If you have been following the adventures of Brianna Karp in homelessness, joblessness and family dysfunction, you know it doesn’t take much to tip a person into a world of few resources. Just over a year ago, Brianna was about to be without a regular home due to family issues and a layoff. She lived for a time in a travel trailer on a discount store parking lot, and that was a whole story in itself. Brianna is not one to whine about her troubles, but she is not one to be quiet about them either. Bless her heart, she set out to show the world that homeless does not mean helpless. Thus was born “the Girl’s Guide to Homelessness.”
Anyone who tries to fight the many negative stereotypes of homelessness is fighting an uphill battle, but the minute you start reading her blog you will understand that Brianna is quite a fighter. I found out about her a few months ago through a post on a business networking site. When I checked Brianna’s blog today for an update I found that she had just celebrated the first anniversary of that first homeless day. Due to the publicity that became attached to the Girl’s Guide, she has been on national television, worked as a fashion show intern, found a regular job in her field and been signed to a book contract. Wow. None of which she expected, I’m sure. She was just determined to blow off steam and show that joblessness and homelessness can happen to almost anyone.
I have often been conscious of how little it takes to push someone into a homeless state. When you consider the number of people living paycheck-to-paycheck with maxed-out credit cards, and then you add the ones with no credit cards to max out, the ones with no savings accounts, and the ones who are constantly rolling one payday loan or stack of pawn tickets (or both) into another, you realize. One stretch of bad health, one layoff, one family split, can be all it takes. There are probably a number of people who have endured temporary stretches of homelessness unknown to their friends and family. But many of the “permanently homeless” have alienated friends and family and gone through a series of neighborhood and community resources, including multiple shelters, before ending up on the street. It is much harder for them to come back to anything approaching normal. Often the problem is that they were never in what many of us would consider a normal situation. I suppose “normal” is relative.
I had the privilege one summer a few years ago of teaching a class of homeless or verging-on-homeless individuals basic computer skills for several weekly sessions. The ones who were interested had already tried out things on the local library computer and were hungry for more knowledge. Several of them had considerable computer experience but it was either 30 years out of date or on a very specialized system. Judging from his word processing sample paragraph, one of the students appeared to have an engineering background. Anyway, a month or two after my stint of summer classes was over, one of the women in the class approached me near the building where I work and said she thought that was me and she just wanted to let me know she had found a job using those computer skills. It was so little a thing that she needed to get going. That’s one of the factors illustrated by Brianna’s story. Many of us have dreams of what we could do for all the homeless people in the country if we had the chance; the real key is to take the opportunity to do one little thing for one person at a time. I have to remind myself of that often, as I have to confess I have not done much in this area. I know that giving a few dollars or buying a street magazine is not by itself the answer.

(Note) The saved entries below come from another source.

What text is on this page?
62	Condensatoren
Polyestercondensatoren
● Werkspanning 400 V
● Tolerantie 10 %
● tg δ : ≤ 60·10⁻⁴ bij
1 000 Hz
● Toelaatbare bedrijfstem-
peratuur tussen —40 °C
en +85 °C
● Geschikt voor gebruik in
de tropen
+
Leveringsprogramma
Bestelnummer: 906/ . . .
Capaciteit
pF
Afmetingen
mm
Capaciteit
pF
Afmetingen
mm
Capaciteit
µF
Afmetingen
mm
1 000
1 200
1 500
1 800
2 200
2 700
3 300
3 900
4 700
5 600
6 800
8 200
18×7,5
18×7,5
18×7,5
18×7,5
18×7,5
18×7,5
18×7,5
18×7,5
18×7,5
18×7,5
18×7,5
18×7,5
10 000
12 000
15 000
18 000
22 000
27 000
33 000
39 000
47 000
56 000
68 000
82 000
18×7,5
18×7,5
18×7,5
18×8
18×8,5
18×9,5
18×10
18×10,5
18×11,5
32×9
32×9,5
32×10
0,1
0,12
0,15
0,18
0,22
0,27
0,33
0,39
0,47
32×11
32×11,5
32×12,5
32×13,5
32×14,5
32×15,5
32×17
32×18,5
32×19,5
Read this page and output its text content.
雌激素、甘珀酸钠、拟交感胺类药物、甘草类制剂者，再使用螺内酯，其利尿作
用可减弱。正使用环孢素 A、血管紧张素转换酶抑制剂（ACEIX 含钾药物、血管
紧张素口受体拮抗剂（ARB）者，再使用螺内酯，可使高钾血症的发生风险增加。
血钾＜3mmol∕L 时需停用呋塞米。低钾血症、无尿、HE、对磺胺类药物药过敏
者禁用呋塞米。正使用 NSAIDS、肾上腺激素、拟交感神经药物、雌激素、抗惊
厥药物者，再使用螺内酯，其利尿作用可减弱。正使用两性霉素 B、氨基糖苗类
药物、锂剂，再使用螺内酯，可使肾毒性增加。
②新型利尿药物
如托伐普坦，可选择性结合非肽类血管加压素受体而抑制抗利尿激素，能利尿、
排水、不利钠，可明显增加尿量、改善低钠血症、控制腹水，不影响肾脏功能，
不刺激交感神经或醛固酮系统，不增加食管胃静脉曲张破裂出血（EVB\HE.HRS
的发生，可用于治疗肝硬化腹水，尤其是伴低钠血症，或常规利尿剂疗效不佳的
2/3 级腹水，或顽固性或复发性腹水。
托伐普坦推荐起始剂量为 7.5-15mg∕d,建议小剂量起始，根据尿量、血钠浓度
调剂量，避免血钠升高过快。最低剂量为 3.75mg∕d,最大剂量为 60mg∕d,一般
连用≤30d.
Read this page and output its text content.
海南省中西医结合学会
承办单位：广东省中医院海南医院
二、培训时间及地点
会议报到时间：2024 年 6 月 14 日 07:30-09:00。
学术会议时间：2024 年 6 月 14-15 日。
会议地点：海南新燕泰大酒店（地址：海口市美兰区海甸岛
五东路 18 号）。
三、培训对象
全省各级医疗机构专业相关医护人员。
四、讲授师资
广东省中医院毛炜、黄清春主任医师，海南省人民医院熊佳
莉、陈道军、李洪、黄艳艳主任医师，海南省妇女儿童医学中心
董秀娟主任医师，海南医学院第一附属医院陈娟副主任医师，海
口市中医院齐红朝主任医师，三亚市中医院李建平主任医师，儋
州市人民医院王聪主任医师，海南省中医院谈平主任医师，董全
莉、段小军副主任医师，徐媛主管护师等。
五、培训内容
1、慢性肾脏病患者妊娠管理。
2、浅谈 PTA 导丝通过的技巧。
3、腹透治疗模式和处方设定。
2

Congratulations to Brianna — and the people who helped her — for where she is now compared to where she was then. Brianna herself has said multiple times that she understands she is very fortunate; many homeless people do not have the instinct or the resources to find their way through the maze as well as she has. On the up side, Brianna’s experiences have led her to become an advocate for the homeless. On the down side, it is easy to understand from her case why more people who have experienced homelessness are afraid to admit it. Some of the comments about Brianna have been vicious. People fear homelessness and at the same time have a contempt for it.
A few of the books in my library describe experiences and images of homelessness:
- Shadow Women: Homeless Women’s Survival Stories, by Marjorie Bard
- The Women Outside: Meanings and Myths of Homelessness, by Stephanie Golden
- My 30 Days Under the Overpass: Not Your Ordinary Devotional, by Mike Yankoski
The first is a collection of personal experiences, the second is an analysis of the mythology behind common stereotypes and the third is the journal of an experiment in what it feels like to be homeless with a bit of a safety net. Each is thought-provoking in its own way. Taken together with stories such as Brianna’s they show that we have a long way to go before homelessness is handled intelligently in our society.